• Le parquet de Paris a ouvert aujourd’hui une enquête préliminaire pour viols et agressions sexuelles sur mineurs, après avoir analysé l’ouvrage « Un si long silence », dans lequel l’ancienne patineuse Sarah Abitbol accuse son ex-entraîneur Gilles Beyer d’abus sexuels. Hier, la ministre des Sports, Roxana Maracineanu, a demandé à Didier Gailhaguet, président de la Fédération française des sports de glace, de démissionner, pointant « un dysfonctionnement général » dans la fédération.

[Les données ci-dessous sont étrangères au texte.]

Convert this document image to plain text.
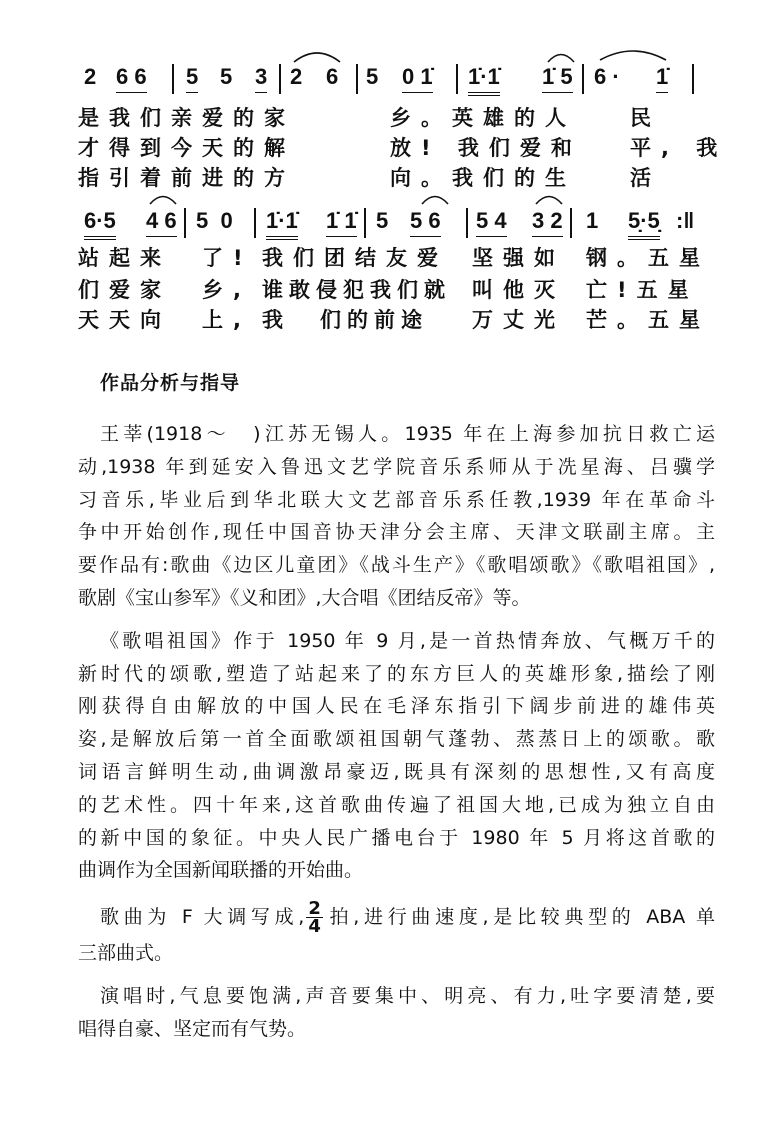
2 6 6 5 5 3 2 6 5 0 1̇ 1̇·1̇ 1̇ 5 6 · 1̇
是我们亲爱的家	乡。英雄的人	民
才得到今天的解	放! 我们爱和 平, 我
指引着前进的方	向。我们的生	活
6·5 4 6 5  0 1̇·1̇ 1̇ 1̇ 5 5 6 5 4 3 2 1 5̣·5̣ :‖
站起来　了! 我们团结友爱 坚强如 钢。五星
们爱家　乡, 谁敢侵犯我们就 叫他灭 亡!五星
天天向　上, 我 们的前途 万丈光 芒。五星
作品分析与指导
王莘(1918～　)江苏无锡人。1935 年在上海参加抗日救亡运
动,1938 年到延安入鲁迅文艺学院音乐系师从于冼星海、吕骥学
习音乐,毕业后到华北联大文艺部音乐系任教,1939 年在革命斗
争中开始创作,现任中国音协天津分会主席、天津文联副主席。主
要作品有:歌曲《边区儿童团》《战斗生产》《歌唱颂歌》《歌唱祖国》,
歌剧《宝山参军》《义和团》,大合唱《团结反帝》等。
《歌唱祖国》作于 1950 年 9 月,是一首热情奔放、气概万千的
新时代的颂歌,塑造了站起来了的东方巨人的英雄形象,描绘了刚
刚获得自由解放的中国人民在毛泽东指引下阔步前进的雄伟英
姿,是解放后第一首全面歌颂祖国朝气蓬勃、蒸蒸日上的颂歌。歌
词语言鲜明生动,曲调激昂豪迈,既具有深刻的思想性,又有高度
的艺术性。四十年来,这首歌曲传遍了祖国大地,已成为独立自由
的新中国的象征。中央人民广播电台于 1980 年 5 月将这首歌的
曲调作为全国新闻联播的开始曲。
歌曲为 F 大调写成, $\frac{2}{4}$ 拍,进行曲速度,是比较典型的 ABA 单
三部曲式。
演唱时,气息要饱满,声音要集中、明亮、有力,吐字要清楚,要
唱得自豪、坚定而有气势。
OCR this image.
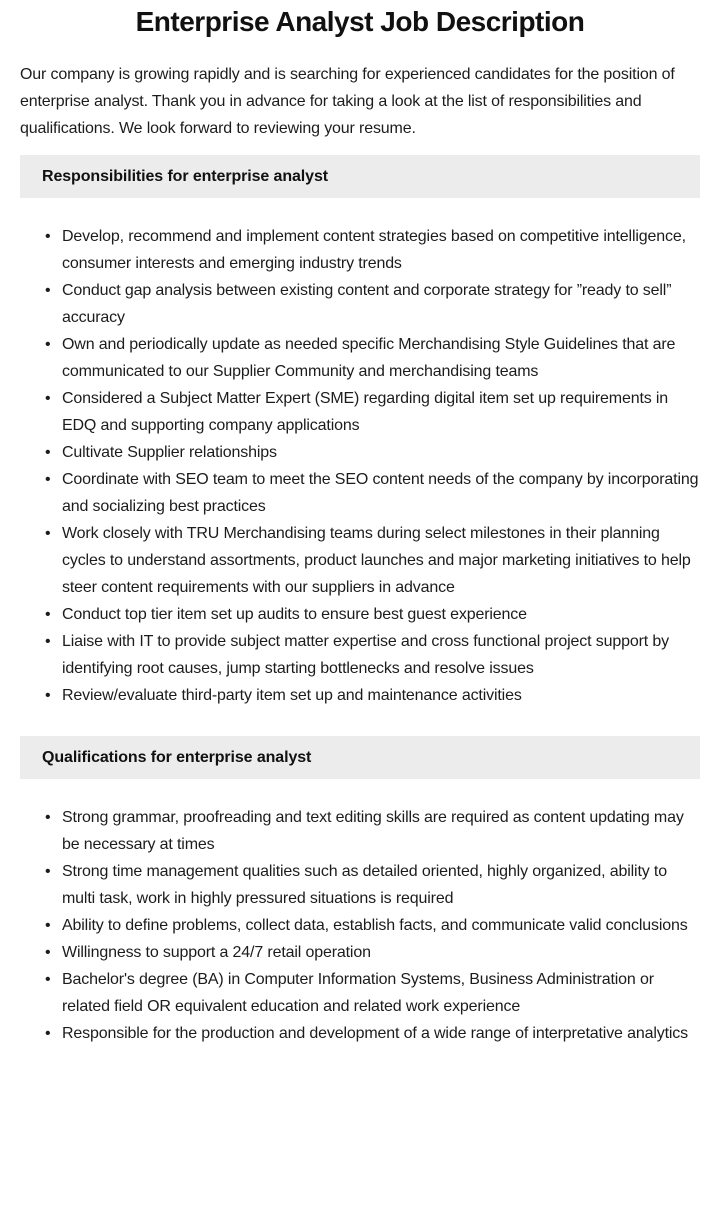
Enterprise Analyst Job Description

Our company is growing rapidly and is searching for experienced candidates for the position of enterprise analyst. Thank you in advance for taking a look at the list of responsibilities and qualifications. We look forward to reviewing your resume.

Responsibilities for enterprise analyst
• Develop, recommend and implement content strategies based on competitive intelligence, consumer interests and emerging industry trends
• Conduct gap analysis between existing content and corporate strategy for ”ready to sell” accuracy
• Own and periodically update as needed specific Merchandising Style Guidelines that are communicated to our Supplier Community and merchandising teams
• Considered a Subject Matter Expert (SME) regarding digital item set up requirements in EDQ and supporting company applications
• Cultivate Supplier relationships
• Coordinate with SEO team to meet the SEO content needs of the company by incorporating and socializing best practices
• Work closely with TRU Merchandising teams during select milestones in their planning cycles to understand assortments, product launches and major marketing initiatives to help steer content requirements with our suppliers in advance
• Conduct top tier item set up audits to ensure best guest experience
• Liaise with IT to provide subject matter expertise and cross functional project support by identifying root causes, jump starting bottlenecks and resolve issues
• Review/evaluate third-party item set up and maintenance activities
Qualifications for enterprise analyst
• Strong grammar, proofreading and text editing skills are required as content updating may be necessary at times
• Strong time management qualities such as detailed oriented, highly organized, ability to multi task, work in highly pressured situations is required
• Ability to define problems, collect data, establish facts, and communicate valid conclusions
• Willingness to support a 24/7 retail operation
• Bachelor's degree (BA) in Computer Information Systems, Business Administration or related field OR equivalent education and related work experience
• Responsible for the production and development of a wide range of interpretative analytics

  • Le ministère de l’Intérieur a modifié aujourd’hui une circulaire adressée aux préfets, fixant désormais le seuil d’attribution des nuances politiques aux candidats aux élections municipales de mars aux communes de plus de 3 500 habitants, au lieu des communes de plus de 9 000 habitants. Vendredi, le Conseil d’État, la plus haute juridiction administrative, avait suspendu partiellement cette circulaire. Relire notre Tout s’explique sur le sujet.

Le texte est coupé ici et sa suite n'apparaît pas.